朝被協の推計によると、原爆が投下された1945年8月6日当時、広島市内にはおよそ5万3千人の朝鮮人が居住しており、3万人が命を落とした。かれらは日本の植民地支配下の朝鮮から、生活の糧を求めて日本に渡ってきたか強制連行された人々だった。しかし、県内にはすべての朝鮮半島出身原爆被害者を追悼する碑は存在しない。平和記念公園内(広島市)には「韓国人原爆犠牲者慰霊碑」が存在するが、朝被協と総聯県本部はすべての朝鮮人被爆者追悼碑を建立し、そこで追悼会を開くことを目指してきた。しかし、未だ実現には至っていない。被爆者が高齢化するなかで、「これ以上先延ばしにできない」(朝被協・金鎮湖会長)という判断の下、被爆80年を迎える今年、初となる追悼集会の開催に至った。
はじめに、原爆投下によって犠牲になった朝鮮半島出身被害者を偲び、黙とうが捧げられた。次に、朝被協関係者などが祭祀を行い、国平寺の尹碧巖住職が読経した。参加者らが献花し、浄土真宗本願寺派の日本人住職らが読経した。

参加者らが献花した
つづいて、朝被協の金鎮湖会長が報告した。
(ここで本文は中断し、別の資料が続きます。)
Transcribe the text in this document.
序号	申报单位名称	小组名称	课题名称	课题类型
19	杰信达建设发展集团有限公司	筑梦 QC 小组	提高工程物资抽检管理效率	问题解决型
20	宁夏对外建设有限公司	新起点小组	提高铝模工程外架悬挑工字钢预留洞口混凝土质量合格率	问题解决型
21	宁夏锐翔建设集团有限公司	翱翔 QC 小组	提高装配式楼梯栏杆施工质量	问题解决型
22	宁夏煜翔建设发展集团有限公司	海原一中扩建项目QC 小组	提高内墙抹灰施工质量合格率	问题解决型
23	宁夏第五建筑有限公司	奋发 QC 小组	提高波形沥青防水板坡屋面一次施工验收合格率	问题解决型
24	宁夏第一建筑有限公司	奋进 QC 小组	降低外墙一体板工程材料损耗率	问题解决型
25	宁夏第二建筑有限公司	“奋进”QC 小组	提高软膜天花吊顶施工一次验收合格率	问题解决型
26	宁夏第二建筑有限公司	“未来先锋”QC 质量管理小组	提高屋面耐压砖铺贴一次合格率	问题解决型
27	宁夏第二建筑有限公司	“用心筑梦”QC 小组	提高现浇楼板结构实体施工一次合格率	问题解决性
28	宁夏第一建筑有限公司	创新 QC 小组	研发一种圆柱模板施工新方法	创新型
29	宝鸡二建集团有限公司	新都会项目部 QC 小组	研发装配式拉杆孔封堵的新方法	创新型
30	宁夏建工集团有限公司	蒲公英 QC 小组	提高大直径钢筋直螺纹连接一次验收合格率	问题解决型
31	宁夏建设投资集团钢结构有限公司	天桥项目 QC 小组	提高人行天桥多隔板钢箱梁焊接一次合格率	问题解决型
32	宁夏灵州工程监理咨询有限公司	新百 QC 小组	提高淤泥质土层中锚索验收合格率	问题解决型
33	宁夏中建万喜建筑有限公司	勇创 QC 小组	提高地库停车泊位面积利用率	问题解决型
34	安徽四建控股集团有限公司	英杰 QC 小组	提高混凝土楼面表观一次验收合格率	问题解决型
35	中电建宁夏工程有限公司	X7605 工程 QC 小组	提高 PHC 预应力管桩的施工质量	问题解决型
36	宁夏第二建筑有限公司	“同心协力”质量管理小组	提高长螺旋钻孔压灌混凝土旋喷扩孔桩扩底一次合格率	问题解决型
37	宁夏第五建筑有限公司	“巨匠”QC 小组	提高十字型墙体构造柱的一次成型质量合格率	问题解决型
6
金会長は、この日結成50周年を迎えた朝被協が、在日朝鮮人被爆者の権利擁護、国際舞台での米国の責任追及、在朝被爆者支援などさまざま活動を行ってきたことに言及し、この運動をけん引してきた李実根前会長(故人)の功績について回想した。そのうえで、「日本政府は国交がないことを楯に、在朝被爆者支援に消極的で、いまだかれらは放置されたままだ」としながら、「同胞被爆者たちの恨を解くためにも、あらゆる選択肢を視野に入れて、追悼碑建立のために尽力する。朝鮮半島出身者の被爆経験を後世に継いでいく」と強調した。

朝被協の金鎮湖会長が報告した
その後、来賓として、広島県原爆被害者団体協議会の箕牧智之理事長、日朝友好広島県民の会の高橋克浩共同代表があいさつした。
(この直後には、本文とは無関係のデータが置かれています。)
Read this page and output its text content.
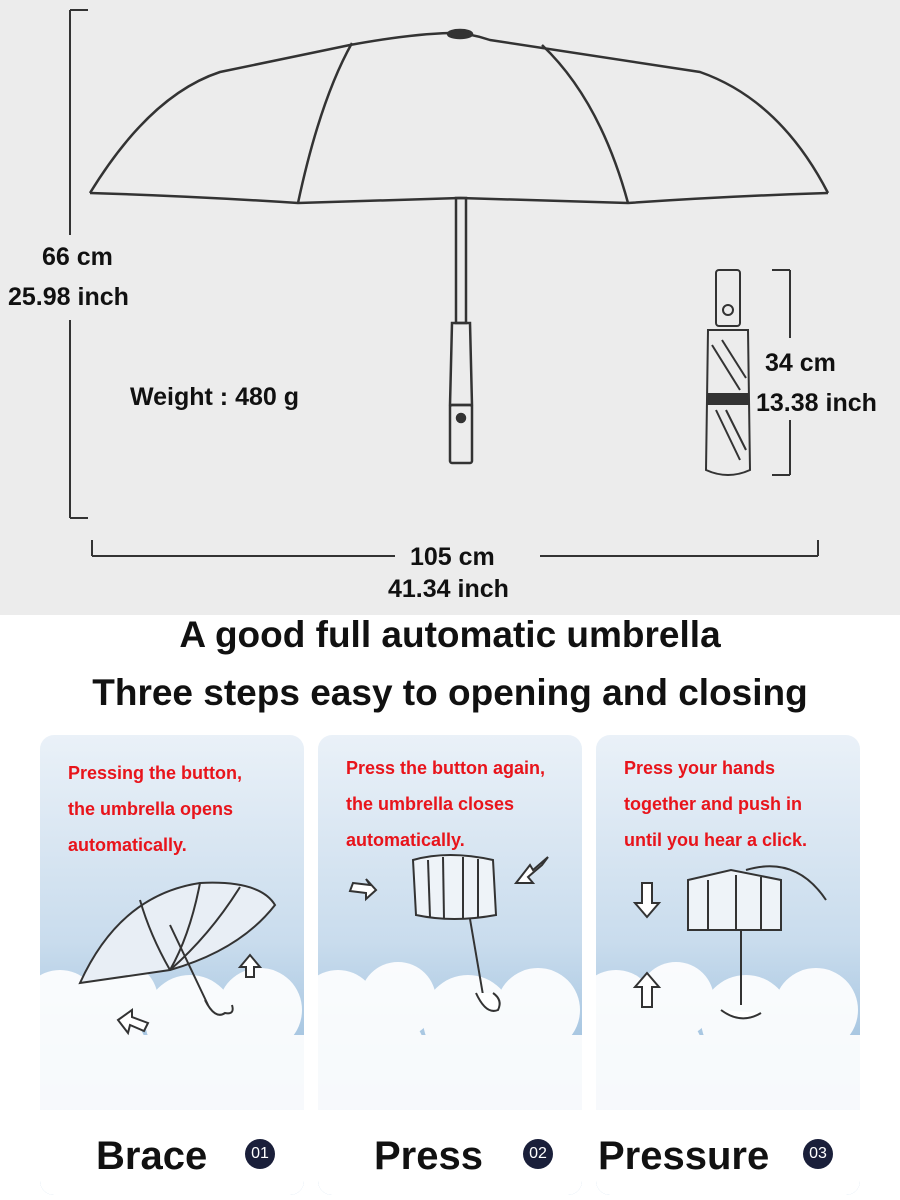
66 cm
25.98 inch
Weight : 480 g
34 cm
13.38 inch
105 cm
41.34 inch
A good full automatic umbrella
Three steps easy to opening and closing
Pressing the button,
the umbrella opens
automatically.
Brace	01
Press the button again,
the umbrella closes
automatically.
Press	02
Press your hands
together and push in
until you hear a click.
Pressure	03
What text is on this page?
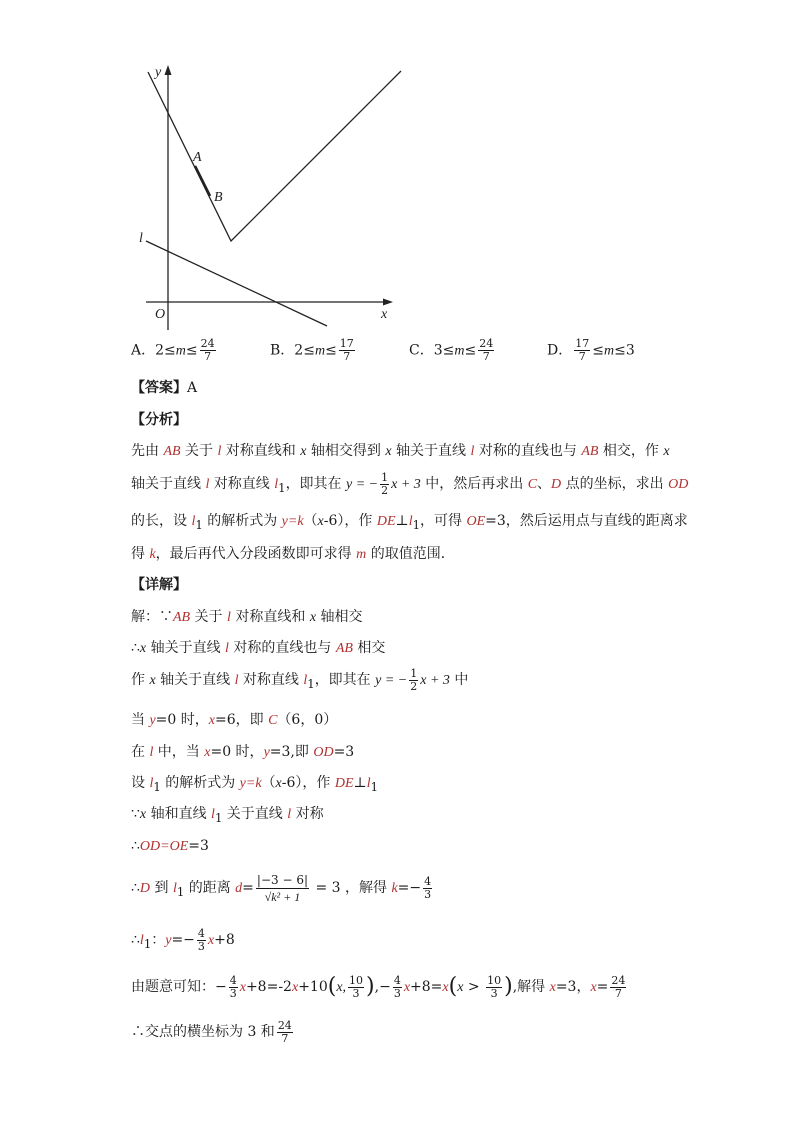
y
A
B
l
O	x
A．$2\le m\le \frac{24}{7}$	B．$2\le m\le \frac{17}{7}$	C．$3\le m\le \frac{24}{7}$	D． $\frac{17}{7} \le m\le 3$
【答案】A
【分析】
先由 AB 关于 l 对称直线和 x 轴相交得到 x 轴关于直线 l 对称的直线也与 AB 相交，作 x
轴关于直线 l 对称直线 $l_1$，即其在 y = − $\frac{1}{2}$ x + 3 中，然后再求出 C、D 点的坐标，求出 OD
的长，设 $l_1$ 的解析式为 y=k（x-6），作 $DE\perp l_1$，可得 OE=3，然后运用点与直线的距离求
得 k，最后再代入分段函数即可求得 m 的取值范围．
【详解】
解：∵AB 关于 l 对称直线和 x 轴相交
∴x 轴关于直线 l 对称的直线也与 AB 相交
作 x 轴关于直线 l 对称直线 $l_1$，即其在 y = − $\frac{1}{2}$ x + 3 中
当 y=0 时，x=6，即 C（6，0）
在 l 中，当 x=0 时，y=3,即 OD=3
设 $l_1$ 的解析式为 y=k（x-6），作 $DE\perp l_1$
∵x 轴和直线 $l_1$ 关于直线 l 对称
∴OD=OE=3
∴D 到 $l_1$ 的距离 $d= \frac{|-3 - 6|}{\text{√k² + 1}} = 3$ ，解得 $k=- \frac{4}{3}$
$\therefore l_1$：$y=- \frac{4}{3} x+8$
由题意可知：− $\frac{4}{3} x+8=-2x+10(x$, $\frac{10}{3}$ ),− $\frac{4}{3} x+8=x(x > \frac{10}{3}$ ),解得 x=3，$x= \frac{24}{7}$
∴交点的横坐标为 3 和 $\frac{24}{7}$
この日、朝鮮の「朝鮮原子爆弾被害者協会」から追悼会に寄せられたメッセージを県本部の呂世珍委員長が読み上げた。同協会は、すべての朝鮮人犠牲者に哀悼の意を表しながら、「祖国解放を目前に控えた中で、米国の原爆により命を奪われたことは、日本帝国主義による植民地支配がもたらした悲劇の極みだ」と指摘。「日本政府が誠意ある謝罪と賠償を行い、過去清算の問題を完全に解決することは、果たすべき法的かつ道義的責務であり、避けて通ることのできない課題」だと強調した。
最後に、朝被協の権鉉基理事(県青商会常任幹事)が次世代として被爆者たちの思いを継いでいく決意を表明した。